Kaum hatte Nina den Raum verlassen, setzte sich Daniel Winterstein an seinen Laptop und öffnete die Datei mit seinem Artikel über das Neuschwabenlandtreffen. Daniel trank eine Flasche Mineralwasser und versenkte ein halbes mit Schinken und Käse belegtes Brötchen in seinem Mund. Sein Abendbrot.

Der Artikel war bislang in der Samstagsausgabe der Berliner Zeitung erschienen.
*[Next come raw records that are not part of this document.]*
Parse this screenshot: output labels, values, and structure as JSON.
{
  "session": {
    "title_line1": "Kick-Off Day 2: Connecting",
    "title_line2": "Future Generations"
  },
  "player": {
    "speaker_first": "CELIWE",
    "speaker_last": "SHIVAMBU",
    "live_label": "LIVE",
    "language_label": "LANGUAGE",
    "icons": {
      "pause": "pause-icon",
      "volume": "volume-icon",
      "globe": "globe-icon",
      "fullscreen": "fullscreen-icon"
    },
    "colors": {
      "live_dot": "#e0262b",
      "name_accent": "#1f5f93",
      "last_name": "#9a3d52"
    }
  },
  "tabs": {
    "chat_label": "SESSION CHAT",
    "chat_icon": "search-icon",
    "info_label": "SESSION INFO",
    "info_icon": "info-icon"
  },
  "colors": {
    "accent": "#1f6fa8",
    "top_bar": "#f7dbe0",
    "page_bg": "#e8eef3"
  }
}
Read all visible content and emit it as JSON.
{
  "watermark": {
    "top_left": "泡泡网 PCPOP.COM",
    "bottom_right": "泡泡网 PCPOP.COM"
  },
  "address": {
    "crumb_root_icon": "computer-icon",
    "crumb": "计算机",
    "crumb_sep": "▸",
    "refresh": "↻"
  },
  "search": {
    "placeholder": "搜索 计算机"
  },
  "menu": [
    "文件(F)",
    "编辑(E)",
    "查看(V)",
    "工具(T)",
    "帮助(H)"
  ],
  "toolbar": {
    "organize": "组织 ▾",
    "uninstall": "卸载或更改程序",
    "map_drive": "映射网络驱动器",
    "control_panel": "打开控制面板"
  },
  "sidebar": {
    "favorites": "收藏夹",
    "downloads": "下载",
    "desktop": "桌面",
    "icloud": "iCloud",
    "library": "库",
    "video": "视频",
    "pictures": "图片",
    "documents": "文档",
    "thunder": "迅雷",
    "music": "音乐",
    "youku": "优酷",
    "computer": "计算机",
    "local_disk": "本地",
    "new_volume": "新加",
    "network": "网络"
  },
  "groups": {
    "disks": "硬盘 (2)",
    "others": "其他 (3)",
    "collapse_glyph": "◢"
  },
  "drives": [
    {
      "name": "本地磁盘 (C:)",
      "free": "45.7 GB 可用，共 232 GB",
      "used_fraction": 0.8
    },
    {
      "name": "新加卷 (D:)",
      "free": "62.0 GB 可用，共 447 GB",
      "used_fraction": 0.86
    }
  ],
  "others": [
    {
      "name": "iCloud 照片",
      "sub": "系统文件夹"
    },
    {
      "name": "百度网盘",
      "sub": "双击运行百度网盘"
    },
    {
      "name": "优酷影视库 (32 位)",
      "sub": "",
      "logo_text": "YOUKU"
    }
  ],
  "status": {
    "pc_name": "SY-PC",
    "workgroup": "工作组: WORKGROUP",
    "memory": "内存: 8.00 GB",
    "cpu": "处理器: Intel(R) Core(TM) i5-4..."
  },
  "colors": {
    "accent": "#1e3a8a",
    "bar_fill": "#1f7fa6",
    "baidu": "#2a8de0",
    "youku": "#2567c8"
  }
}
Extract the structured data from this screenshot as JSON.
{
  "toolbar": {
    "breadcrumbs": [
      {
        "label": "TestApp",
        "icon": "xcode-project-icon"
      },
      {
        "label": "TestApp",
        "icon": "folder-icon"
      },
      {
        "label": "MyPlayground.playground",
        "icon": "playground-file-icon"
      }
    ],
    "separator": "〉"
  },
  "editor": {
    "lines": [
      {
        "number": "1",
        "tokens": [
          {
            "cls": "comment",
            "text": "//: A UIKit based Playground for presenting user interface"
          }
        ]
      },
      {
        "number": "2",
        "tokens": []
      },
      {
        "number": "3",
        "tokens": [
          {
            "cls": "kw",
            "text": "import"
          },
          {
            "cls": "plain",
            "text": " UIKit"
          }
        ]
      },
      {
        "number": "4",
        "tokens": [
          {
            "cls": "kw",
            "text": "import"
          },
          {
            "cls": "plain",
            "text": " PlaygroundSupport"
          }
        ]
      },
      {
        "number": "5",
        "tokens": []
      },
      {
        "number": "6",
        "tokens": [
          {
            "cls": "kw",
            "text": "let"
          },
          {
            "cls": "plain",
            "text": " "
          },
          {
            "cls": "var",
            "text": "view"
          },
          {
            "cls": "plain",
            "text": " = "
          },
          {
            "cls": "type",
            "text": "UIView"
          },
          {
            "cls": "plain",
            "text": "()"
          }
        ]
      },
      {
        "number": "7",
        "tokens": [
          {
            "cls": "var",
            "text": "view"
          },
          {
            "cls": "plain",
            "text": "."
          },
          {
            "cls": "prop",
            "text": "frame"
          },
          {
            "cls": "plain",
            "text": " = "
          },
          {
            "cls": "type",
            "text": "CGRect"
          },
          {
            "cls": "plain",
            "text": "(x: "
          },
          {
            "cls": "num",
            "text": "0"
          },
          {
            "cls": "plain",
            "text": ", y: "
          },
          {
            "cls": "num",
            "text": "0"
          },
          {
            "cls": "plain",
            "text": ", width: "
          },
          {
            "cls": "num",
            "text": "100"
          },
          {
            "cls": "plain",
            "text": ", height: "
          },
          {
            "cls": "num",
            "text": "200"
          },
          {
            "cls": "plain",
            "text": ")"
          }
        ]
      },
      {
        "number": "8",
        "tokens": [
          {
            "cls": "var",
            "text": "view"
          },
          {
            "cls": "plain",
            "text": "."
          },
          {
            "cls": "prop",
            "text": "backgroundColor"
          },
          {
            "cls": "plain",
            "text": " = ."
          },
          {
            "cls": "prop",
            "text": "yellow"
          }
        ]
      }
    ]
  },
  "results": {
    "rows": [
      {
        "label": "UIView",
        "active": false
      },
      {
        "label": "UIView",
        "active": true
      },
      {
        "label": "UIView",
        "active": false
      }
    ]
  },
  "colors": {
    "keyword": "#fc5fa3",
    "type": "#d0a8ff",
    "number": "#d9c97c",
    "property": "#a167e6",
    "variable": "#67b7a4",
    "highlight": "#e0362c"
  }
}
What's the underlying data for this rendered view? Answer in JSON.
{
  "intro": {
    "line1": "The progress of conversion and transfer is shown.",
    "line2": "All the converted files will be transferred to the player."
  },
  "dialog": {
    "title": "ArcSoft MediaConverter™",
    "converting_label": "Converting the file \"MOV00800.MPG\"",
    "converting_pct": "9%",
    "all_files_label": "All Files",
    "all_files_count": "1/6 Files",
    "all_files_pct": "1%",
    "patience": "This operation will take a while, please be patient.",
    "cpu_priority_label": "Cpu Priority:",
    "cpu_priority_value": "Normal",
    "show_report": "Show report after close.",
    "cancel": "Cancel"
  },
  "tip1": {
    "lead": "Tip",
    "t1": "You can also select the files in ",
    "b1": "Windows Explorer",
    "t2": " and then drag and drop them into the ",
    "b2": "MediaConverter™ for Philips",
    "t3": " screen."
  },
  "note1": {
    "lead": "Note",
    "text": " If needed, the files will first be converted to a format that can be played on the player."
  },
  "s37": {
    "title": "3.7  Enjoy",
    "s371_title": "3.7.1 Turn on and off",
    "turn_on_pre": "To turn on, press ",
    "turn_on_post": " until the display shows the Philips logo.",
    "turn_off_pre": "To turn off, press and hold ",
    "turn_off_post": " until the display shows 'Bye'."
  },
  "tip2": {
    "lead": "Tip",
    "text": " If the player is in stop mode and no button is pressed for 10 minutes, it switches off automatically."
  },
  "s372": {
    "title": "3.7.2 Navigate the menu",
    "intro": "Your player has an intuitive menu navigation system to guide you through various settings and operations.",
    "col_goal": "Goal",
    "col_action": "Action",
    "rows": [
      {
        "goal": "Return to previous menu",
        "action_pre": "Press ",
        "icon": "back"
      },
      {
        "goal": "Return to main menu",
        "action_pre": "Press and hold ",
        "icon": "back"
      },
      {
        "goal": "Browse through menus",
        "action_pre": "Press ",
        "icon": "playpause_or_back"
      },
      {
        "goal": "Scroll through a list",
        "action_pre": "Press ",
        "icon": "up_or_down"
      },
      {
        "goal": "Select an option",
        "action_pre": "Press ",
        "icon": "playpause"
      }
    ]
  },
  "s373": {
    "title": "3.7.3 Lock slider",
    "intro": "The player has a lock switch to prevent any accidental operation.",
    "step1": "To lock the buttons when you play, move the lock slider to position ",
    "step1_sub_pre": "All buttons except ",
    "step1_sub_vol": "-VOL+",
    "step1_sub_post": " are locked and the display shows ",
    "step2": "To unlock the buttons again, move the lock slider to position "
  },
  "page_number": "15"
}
Winterstein hatte allerdings vor, ihn noch ein wenig auszubauen und ihn eventuell dem SPIEGEL anzubieten.

Nach wenigen Minuten war er so darin vertieft, dass er fast alles um sich herum vergaß.

Kapitel 13

Neuschwabenland in Berlin von Daniel Winterstein

Wie ein konspiratives Treffen wirkt es nicht gerade, die regelmäßigen Zusammenkünfte der NSLer in einer kleinen Kneipe am Berliner Spittelmarkt – eher wie der Jahresabschluss eines Kaninchenzüchter- oder Gartenvereins. Und dennoch hängt ein bisschen der Schleier des Verbotenen über allem. Podium und Zuhörerreihen befinden sich im Nebenzimmer, kein Plakat weist irgendwo auf die Veranstaltung hin. Man verabredet sich im Netz und kommt. Heimlich und trotzdem öffentlich. Im vorderen Teil der Kneipe, komplett ausgestattet von einem bekannten Bierproduzenten, wird Alkohol ausgeschenkt, Bouletten oder Steak ou four serviert, geplaudert und getrunken. Der Prenzlauer Berg ist keine zwanzig Minuten entfernt und Kreuzberg quasi vor der Tür und doch befindet man sich hier scheinbar auf einer Insel. Die Gaststätte Am Spittelmarkt wird für die nächsten drei Stunden zur Oase der Neuschwabenlandanhänger oder, wie sie sich selbst nennen: Der Reichsdeutschen.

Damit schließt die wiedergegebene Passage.